Hürriyet Gazetesi yazarlarından Yalçın Bayer'in son dönemlerde tartışılan cami mimarisi üzerine yazısı.
Mimar Mehmet Yıldız, eski Büyükşehir İmar Müdürü’dür, halen de CHP Beşiktaş Meclis üyesidir. İstanbul’u bilen bir mimar olarak hüzünlendikçe yazmış. Tam boşalmış mı bilemeyiz, ama gerçekleri sergilemiş. Özetlediğimiz yazısı şöyle:
AKP 70 yıl gerilere giderek, en yüksek perdeden cami polemiği yapıyor. Yalan yanlış iddialarla CHP’yi suçluyor. Camileri siyaset arenasının malzemesi yapıyor. AKP ‘ecdadımız’ ve ‘değerlerimiz’ kavramlarını çok sık kullanıyor. Bu kavramları sürekli vurguluyor. Geçmişimize ve halkın değerlerine sahip çıkıyor görüntüsü veriyor. Kamuoyunda bu algı yaratılırken, gerçekte ne oluyor? AKP’nin uygulamaları, söyledikleri ile örtüşüyor mu?
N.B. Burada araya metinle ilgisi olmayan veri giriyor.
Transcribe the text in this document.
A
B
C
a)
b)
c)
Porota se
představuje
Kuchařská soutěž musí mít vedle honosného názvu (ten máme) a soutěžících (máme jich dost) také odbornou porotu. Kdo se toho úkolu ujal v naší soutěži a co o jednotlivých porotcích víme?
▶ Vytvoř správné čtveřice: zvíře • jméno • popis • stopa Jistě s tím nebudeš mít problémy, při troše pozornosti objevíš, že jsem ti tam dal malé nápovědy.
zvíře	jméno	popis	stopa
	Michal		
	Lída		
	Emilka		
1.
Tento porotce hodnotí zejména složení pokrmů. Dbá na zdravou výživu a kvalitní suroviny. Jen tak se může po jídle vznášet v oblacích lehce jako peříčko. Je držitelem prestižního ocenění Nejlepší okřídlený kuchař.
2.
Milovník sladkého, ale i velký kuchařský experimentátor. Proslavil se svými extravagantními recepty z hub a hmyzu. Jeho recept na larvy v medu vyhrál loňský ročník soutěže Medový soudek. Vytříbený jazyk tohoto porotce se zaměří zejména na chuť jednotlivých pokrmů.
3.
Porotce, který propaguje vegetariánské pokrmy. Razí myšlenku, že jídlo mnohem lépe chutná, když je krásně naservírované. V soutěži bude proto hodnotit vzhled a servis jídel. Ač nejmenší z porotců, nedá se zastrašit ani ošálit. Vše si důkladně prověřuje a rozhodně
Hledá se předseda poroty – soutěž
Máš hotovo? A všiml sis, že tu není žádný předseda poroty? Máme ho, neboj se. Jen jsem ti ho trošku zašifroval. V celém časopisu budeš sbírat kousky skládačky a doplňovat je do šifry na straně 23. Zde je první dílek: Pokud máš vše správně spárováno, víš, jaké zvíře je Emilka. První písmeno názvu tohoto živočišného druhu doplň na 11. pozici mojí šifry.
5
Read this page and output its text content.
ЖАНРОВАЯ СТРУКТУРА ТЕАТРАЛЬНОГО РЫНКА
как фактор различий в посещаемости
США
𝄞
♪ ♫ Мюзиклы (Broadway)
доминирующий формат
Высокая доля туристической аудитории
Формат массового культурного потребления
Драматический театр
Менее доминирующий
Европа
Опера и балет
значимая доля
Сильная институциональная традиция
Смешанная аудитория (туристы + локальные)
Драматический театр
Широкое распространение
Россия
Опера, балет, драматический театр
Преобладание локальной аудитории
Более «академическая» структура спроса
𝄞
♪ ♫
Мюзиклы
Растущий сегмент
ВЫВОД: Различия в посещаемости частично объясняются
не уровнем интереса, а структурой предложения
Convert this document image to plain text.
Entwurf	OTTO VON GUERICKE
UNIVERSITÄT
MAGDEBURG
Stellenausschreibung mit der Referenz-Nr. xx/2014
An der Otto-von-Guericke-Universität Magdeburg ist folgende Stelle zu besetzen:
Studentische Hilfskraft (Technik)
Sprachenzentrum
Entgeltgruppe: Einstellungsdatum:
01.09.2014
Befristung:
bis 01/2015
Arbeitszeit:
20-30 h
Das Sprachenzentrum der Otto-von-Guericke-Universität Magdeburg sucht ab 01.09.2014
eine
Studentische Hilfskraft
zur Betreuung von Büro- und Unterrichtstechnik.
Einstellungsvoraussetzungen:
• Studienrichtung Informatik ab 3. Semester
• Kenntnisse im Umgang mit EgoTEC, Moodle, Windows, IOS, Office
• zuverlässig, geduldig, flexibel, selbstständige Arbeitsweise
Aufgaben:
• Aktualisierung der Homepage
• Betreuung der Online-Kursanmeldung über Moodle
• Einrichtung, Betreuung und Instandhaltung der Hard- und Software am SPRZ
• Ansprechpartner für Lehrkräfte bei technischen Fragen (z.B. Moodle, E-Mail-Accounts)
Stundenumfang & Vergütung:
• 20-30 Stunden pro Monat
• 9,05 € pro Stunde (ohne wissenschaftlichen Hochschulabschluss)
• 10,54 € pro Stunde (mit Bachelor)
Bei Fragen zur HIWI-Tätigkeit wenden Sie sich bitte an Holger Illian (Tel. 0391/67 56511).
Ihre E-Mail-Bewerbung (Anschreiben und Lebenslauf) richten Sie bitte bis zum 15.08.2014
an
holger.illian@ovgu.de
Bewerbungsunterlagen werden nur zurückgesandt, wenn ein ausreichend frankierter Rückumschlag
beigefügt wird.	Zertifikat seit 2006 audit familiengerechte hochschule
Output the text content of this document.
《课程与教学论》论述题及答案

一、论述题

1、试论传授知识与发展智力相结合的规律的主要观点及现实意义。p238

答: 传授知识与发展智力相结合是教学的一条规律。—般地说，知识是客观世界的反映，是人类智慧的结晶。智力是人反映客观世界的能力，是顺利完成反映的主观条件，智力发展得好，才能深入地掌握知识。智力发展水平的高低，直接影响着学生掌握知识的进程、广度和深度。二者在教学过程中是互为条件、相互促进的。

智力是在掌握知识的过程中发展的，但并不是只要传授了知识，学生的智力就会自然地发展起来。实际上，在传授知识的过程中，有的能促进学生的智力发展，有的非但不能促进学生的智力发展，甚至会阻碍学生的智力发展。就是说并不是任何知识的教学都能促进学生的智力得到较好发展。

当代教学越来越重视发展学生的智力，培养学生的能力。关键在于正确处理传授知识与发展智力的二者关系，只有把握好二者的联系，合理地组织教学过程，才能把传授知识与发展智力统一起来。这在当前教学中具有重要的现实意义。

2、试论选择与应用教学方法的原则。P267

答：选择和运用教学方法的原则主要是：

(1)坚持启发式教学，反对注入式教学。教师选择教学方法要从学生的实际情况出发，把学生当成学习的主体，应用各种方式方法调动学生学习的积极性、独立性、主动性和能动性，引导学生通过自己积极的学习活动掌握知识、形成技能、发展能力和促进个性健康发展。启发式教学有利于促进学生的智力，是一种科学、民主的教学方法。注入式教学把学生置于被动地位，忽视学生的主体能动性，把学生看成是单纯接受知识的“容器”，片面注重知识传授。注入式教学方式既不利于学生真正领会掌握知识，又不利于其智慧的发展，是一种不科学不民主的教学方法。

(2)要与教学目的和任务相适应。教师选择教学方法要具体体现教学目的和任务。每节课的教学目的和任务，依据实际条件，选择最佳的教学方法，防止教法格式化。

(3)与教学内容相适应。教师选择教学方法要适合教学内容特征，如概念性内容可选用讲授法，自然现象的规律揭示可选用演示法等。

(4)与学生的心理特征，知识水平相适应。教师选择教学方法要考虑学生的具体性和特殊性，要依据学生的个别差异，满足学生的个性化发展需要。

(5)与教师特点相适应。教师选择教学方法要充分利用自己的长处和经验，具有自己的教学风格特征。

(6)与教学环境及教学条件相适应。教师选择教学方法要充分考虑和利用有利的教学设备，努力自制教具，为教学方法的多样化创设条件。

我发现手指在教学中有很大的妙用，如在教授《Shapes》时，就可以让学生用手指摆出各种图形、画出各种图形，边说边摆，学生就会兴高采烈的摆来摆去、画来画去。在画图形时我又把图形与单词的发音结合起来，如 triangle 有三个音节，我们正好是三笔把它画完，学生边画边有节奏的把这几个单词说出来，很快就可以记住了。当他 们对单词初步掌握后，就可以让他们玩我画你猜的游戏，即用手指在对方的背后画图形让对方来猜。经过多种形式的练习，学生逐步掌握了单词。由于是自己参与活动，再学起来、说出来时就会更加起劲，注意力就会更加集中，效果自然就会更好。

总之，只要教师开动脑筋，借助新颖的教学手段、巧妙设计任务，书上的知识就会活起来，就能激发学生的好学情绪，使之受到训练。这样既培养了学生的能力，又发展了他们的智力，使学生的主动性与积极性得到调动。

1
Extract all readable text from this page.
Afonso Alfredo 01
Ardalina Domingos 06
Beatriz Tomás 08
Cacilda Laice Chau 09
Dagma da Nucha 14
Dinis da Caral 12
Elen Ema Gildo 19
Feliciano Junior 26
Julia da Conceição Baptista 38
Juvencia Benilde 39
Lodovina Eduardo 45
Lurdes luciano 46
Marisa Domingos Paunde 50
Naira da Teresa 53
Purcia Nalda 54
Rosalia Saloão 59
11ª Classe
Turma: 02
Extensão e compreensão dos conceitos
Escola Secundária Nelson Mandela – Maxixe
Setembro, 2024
İstanbul’un tarihi yarımada siluetini oluşturan anıtsal yapılar ve muhteşem camilerimiz, ecdadımızdan bize miras kalan en önemli değerlerimizden birisidir.
‘Ecdadımızın’ gücünün geçmişten gelen görkemi ve göstergesidir. İnancının simgesidir. Bu tarihi değer; geçmişten geleceğe emanettir. Milletimizin malıdır.
Ülkeyi yönetenler bu değerlerin bekçisi olmak zorundadır. ‘Milletimizin’ emanetine ve ‘ecdadımızın’ değerlerine zarar vermek, hem millete hem ecdadımıza ihanettir. AKP bu ihaneti yaptı ve bu muhteşem hazineyi rant için kurban etti. Sultanahmet Camii’nin muhteşem görüntüsü üzerine gölge düşürüldü. Camileri diline dolayıp CHP’ye saldıran AKP, bu tarihi değerleri yok ediyor. Sultanahmet’e düşen gölge, İstanbul’daki imar yağmasının simgesidir.
Taksim’e cami, Göztepe Parkı’na cami. Çamlıca Tepesi’ne dev cami. Cami konusu siyasette iyi iş yapıyor. İhtiyaç var mı? Olmasa da olur. Çünkü oy getirir. Üstelik tartışan, karşı çıkan yanar. AKP’li Üsküdar Belediye Başkanı basında, “Çamlıca’da dev cami” için şöyle diyor:
“Caminin en büyük özelliği: Payitahta bakması, yani Ayasofya ve Sultanahmet camileriyle karşı karşıya olması.” “İstanbul’un adeta yeni bir sembolü olacak.”
Sultan Ahmet, Sultan Süleyman, Fatih Sultan Mehmet, iktidarlarının gücünü yaptırdıkları camilerle simgelemişler. Sayın Başbakan’ın ne eksiği var. O da gücünü Çamlıca’da simgelese ne olur. Simgeleri tahrip edenin simgesi olamaz. Ancak ortada önemli bir sorun var. AKP İstanbul’a yeni simge planlamadan önce, tarihi yarımada silueti üzerine düşürdüğü gölgeyi kaldırmak zorunda. Sayın Başbakan’ın deyimi ile “Bu millet ve İstanbul halkı bunun hesabını AKP’den soracaktır.”
İstanbul’un simgesel ve tarihi değerlerlerini tahrip eden, seçimlerde İstanbul halkının verdiği emanetin ve yönetim yetkisinin Ankara’ya alınmasına seyirci kalan, yönettiği kentte plan yapma yetkisi bile elinden alınmış olan Sayın Kadir Topbaş konuyla ilgili açıklama yapmış… Mimar olarak içinden geçenleri dışarı vuramamış.
Söz konusu caminin planlamasında bile zerre kadar yetkisi bırakılmamış bir Belediye Başkanı’nın, konu ile ilgili fikir beyanı, ‘sahne dekoru’ olma çabasından öte bir şey değildir.